When you are there, park the car, go up the Avenue of Flags; a trail that is lined up with state flags – one for each state in the United States of America. At the end of the avenue, a terrace has been created for the viewing pleasure of the visitors; it’s called the Grad View Terrace. You can sit there, feel the warmth of the sun reflect upon the creation while you sip on a drink and then decide what you want to do next. If the place finds its way to you, you could go further to the Hall of Records. The hall holds titanium vaults preserving the whole story of Mount Rushmore. You could also learn why the four presidents were chosen and while you are at it, it could be educational in terms of learning about the American history too.

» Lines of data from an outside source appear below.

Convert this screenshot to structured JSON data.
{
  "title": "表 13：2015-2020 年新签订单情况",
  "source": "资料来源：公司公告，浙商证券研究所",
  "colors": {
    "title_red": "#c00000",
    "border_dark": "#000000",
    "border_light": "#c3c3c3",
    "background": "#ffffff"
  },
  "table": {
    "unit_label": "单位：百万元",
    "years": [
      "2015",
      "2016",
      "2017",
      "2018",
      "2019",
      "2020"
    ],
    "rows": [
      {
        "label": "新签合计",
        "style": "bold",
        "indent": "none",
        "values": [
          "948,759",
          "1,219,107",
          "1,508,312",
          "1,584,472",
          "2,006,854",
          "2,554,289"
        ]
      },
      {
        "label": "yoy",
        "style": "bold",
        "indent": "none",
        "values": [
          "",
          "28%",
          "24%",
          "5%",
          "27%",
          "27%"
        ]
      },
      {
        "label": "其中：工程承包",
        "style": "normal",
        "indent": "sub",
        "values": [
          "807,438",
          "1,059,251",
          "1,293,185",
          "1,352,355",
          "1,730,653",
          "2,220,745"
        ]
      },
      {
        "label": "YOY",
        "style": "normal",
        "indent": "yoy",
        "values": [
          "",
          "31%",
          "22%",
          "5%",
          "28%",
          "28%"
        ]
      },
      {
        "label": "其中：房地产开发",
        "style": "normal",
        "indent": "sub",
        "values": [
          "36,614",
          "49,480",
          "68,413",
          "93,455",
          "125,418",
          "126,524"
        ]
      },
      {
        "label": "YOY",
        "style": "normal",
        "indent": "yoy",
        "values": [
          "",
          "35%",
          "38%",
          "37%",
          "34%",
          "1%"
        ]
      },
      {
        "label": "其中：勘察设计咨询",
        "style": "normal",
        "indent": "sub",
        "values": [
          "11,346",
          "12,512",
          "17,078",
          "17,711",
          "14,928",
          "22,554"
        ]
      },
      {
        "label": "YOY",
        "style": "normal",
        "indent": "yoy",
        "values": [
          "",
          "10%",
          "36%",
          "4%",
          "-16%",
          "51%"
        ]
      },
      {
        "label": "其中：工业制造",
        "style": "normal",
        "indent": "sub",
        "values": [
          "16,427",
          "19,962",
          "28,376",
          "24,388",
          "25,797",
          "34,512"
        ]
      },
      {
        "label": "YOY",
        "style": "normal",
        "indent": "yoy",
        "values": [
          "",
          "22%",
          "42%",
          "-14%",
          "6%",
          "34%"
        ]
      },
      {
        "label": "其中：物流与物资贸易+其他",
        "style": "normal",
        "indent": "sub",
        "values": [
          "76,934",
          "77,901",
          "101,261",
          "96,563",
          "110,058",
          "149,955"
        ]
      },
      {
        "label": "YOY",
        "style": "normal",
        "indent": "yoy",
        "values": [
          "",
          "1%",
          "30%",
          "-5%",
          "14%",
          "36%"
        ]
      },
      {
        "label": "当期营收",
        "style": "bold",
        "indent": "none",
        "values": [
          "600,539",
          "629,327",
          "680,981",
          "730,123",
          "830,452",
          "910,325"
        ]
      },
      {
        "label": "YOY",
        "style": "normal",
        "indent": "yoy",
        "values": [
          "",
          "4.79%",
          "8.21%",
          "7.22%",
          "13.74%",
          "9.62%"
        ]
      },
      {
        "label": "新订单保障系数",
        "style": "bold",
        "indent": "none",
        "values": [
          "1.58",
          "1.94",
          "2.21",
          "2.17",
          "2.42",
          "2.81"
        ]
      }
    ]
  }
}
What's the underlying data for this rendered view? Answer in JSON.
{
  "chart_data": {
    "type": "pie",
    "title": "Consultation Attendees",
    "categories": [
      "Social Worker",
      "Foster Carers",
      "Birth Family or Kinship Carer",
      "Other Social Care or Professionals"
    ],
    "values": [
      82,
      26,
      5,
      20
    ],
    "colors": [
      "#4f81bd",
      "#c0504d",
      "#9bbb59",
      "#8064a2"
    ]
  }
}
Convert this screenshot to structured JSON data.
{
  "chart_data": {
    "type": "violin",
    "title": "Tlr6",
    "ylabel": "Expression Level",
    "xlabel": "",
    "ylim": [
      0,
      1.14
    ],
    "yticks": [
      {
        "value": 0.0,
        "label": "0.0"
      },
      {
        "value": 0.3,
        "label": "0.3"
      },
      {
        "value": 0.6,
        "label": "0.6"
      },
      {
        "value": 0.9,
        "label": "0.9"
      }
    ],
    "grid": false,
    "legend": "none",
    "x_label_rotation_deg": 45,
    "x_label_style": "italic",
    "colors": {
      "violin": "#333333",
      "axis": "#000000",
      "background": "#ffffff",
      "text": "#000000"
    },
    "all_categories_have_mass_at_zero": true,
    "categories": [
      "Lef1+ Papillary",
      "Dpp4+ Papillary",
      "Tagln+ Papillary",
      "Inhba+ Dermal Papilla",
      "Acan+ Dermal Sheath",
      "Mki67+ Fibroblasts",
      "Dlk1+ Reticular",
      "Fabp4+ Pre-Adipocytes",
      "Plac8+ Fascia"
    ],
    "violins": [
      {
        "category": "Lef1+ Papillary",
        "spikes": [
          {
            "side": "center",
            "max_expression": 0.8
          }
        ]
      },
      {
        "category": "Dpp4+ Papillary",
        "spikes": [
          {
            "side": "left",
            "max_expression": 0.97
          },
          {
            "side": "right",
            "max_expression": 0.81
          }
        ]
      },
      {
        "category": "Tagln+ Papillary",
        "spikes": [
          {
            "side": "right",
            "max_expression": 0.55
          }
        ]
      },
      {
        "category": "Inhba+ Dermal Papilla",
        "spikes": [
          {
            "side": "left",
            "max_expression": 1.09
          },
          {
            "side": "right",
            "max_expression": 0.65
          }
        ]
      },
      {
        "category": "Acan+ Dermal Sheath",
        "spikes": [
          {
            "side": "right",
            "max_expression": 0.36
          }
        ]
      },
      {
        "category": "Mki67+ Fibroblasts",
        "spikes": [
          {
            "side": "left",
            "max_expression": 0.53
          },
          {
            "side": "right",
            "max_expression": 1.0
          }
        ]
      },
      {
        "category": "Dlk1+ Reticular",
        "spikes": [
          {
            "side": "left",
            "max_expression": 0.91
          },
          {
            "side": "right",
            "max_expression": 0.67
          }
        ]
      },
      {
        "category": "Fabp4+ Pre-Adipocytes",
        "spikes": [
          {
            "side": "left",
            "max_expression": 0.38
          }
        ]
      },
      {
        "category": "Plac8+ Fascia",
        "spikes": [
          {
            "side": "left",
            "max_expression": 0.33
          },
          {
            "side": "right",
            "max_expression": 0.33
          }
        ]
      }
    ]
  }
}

The Ranger Walk is led by a ranger who would enlighten you about the cultural history of Mount Rushmore, the Black Hills, as well as a walk around the base of the mountain. Another feature would be the Sculptor’s Studio Talk which is educational in terms of the art of carving, in summers you get to learn about the techniques used in carving along with the tools that are used. An Evening Program is an outdoor activity that focuses more on the patriotic element of the sculpture. Rangers feed you valuable information about the presidents and the US history and later show the film Freedom: America's Lasting Legacy. The memorial is also lit up at night.
The Place is unique and can give you a sense of appreciation towards those historic figures and the artists who managed to carve their images in the mountains as well as in the minds of the visitors.